Il "Misericordioso" signor Bergoglio, oggi non trova di meglio che imporre il green pass a tutti i dipendenti del Vaticano e fa licenziare in tronco alcune Guardie Svizzere che rifiutano di farsi inoculare il siero genico!

Così, finalmente, i veli di questa insopportabile ipocrisia buonista e progressista stanno iniziando a cadere, uno dopo l’altro; e dietro gli squarci che si aprono anche l’osservatore più ingenuo e distratto ha la possibilità di farsi un’idea più realistica e veritiera di cosa si nascondeva dietro tante belle parole e tanti bei gesti. Il signor Bergoglio, per esempio, che iniziò il suo pontificato con una crociera-commedia sulle acque dell’ultimo naufragio dei migranti, gettando in mare una corona di fiori e pronunciando più volte le parole: Vergogna, vergogna! (ma chi è che si doveva vergognare? Non lo si è mai capito, non l’ha mai specificato; l’importante è far sentire in colpa un po’ tutti quanti, specie i perplessi davanti alla continua invasione dei clandestini), adesso non trova di meglio che imporre il green pass a tutti i dipendenti del Vaticano e fa licenziare in tronco alcune Guardie Svizzere che rifiutano di farsi inoculare il siero genico. E, a proposito, uno che ha regalato ai senzatetto di Roma alcune migliaia di dosi del preteso vaccino, ma che ha fatto sloggiare i barboni che dormivano sotto il colonnato di Piazza San Pietro.

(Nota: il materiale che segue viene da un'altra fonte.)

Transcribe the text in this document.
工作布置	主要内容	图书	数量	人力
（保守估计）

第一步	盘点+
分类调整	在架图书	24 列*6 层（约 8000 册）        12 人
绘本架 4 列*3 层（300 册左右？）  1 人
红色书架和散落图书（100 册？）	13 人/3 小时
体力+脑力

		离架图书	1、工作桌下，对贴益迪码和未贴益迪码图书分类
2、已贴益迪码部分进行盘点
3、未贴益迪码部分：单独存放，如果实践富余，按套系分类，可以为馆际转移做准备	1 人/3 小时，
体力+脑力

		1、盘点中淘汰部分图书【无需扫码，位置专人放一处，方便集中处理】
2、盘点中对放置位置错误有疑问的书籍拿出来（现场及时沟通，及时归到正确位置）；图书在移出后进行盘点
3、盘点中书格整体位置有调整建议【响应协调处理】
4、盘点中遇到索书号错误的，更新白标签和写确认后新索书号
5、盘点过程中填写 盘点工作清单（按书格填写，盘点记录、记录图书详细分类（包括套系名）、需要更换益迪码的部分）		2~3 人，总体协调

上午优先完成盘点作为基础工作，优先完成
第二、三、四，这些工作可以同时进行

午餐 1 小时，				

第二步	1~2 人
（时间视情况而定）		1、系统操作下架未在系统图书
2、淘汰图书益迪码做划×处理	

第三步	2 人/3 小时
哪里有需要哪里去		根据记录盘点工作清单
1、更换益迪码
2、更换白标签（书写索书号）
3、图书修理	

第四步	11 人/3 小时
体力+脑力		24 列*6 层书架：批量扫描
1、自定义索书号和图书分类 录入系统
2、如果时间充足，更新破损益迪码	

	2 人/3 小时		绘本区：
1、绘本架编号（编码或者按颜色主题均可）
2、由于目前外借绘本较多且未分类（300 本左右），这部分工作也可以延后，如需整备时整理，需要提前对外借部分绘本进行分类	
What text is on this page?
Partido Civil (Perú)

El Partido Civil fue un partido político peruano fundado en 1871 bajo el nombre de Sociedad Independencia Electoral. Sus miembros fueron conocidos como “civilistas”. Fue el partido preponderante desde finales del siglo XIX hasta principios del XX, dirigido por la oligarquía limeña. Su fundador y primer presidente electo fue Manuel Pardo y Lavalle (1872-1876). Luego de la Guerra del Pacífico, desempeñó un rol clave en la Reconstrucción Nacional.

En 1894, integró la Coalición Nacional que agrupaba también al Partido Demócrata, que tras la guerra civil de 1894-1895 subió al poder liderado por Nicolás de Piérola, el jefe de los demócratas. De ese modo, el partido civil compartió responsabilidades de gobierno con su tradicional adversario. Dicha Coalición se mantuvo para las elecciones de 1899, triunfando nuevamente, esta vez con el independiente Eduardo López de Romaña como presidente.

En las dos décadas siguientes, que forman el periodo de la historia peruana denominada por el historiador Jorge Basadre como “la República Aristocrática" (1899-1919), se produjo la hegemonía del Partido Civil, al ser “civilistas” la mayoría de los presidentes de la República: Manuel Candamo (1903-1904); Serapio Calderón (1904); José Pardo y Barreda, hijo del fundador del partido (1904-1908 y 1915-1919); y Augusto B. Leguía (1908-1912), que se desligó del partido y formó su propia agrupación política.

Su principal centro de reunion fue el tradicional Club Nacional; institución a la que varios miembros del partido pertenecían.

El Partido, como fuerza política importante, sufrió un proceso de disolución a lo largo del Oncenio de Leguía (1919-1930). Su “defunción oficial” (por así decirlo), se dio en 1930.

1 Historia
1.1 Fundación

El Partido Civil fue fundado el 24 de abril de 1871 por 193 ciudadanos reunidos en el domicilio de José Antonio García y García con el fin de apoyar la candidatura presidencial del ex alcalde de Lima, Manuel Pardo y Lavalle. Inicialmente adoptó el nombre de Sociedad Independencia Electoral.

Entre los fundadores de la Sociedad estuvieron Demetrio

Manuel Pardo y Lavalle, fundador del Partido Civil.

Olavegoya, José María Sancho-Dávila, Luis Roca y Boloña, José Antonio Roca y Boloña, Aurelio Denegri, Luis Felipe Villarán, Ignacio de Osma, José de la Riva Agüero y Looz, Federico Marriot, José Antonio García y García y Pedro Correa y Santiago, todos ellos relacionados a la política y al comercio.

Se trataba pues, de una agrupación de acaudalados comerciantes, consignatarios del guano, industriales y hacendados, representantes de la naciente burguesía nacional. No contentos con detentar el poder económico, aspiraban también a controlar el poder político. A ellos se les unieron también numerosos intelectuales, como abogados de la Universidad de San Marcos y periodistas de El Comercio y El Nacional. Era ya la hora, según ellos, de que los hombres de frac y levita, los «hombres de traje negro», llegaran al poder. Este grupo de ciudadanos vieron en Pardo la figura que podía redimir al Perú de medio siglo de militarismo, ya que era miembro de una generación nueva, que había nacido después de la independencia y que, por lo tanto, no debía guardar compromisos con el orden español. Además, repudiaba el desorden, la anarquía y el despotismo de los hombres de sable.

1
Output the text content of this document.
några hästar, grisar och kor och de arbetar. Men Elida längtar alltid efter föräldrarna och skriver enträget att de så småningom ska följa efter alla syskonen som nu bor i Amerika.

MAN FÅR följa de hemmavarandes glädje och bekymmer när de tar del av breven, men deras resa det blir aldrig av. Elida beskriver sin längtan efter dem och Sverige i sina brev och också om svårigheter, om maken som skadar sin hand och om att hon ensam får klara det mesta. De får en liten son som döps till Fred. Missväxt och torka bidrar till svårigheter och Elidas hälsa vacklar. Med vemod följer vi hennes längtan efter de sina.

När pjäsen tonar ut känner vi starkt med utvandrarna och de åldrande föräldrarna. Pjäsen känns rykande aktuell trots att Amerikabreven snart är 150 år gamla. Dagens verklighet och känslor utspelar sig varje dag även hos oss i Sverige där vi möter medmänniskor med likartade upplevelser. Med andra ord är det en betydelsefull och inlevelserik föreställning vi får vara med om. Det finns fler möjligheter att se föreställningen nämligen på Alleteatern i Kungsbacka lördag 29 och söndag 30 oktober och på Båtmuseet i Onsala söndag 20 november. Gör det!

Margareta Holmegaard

Sulla discriminazione che il green pass introduce fra cittadini virtuosi e cittadini reprobi, neanche una parola; anzi, si associa in tutto e per tutto al decreto di Mario Draghi; sui lavoratori di Trieste aggrediti con idranti e lacrimogeni mentre recitavano il Rosario, neanche una parola; sulla violenza di un sistema che lascia liberi quattro energumeni di devastare la sede della CGIL e poi si accanisce contro uomini inermi, donne, bambini che non costituivamo un pericolo per alcuno, neanche una parola. Questo è il misericordioso Bergoglio; questo è l’uomo che da otto anni e mezzo ha sempre la misericordia sulla bocca, e naturalmente l’accoglienza e l’inclusione. Un vile commediante, un cinico servo delle oligarchie finanziarie: che nulla ha di spirituale, nulla di religioso; un sepolcro imbiancato che non crede né a Dio né al diavolo (ma non è detto che il diavolo non conti sui di lui); un fariseo ipocrita. Ma che altro attendersi da uno che ha accettato il patronato morale del Gruppo dei Capitalisti Inclusivi di Lynn Forester de Rotschild, cioè proprio dei registi di quest’operazione massonica e satanica mondiale?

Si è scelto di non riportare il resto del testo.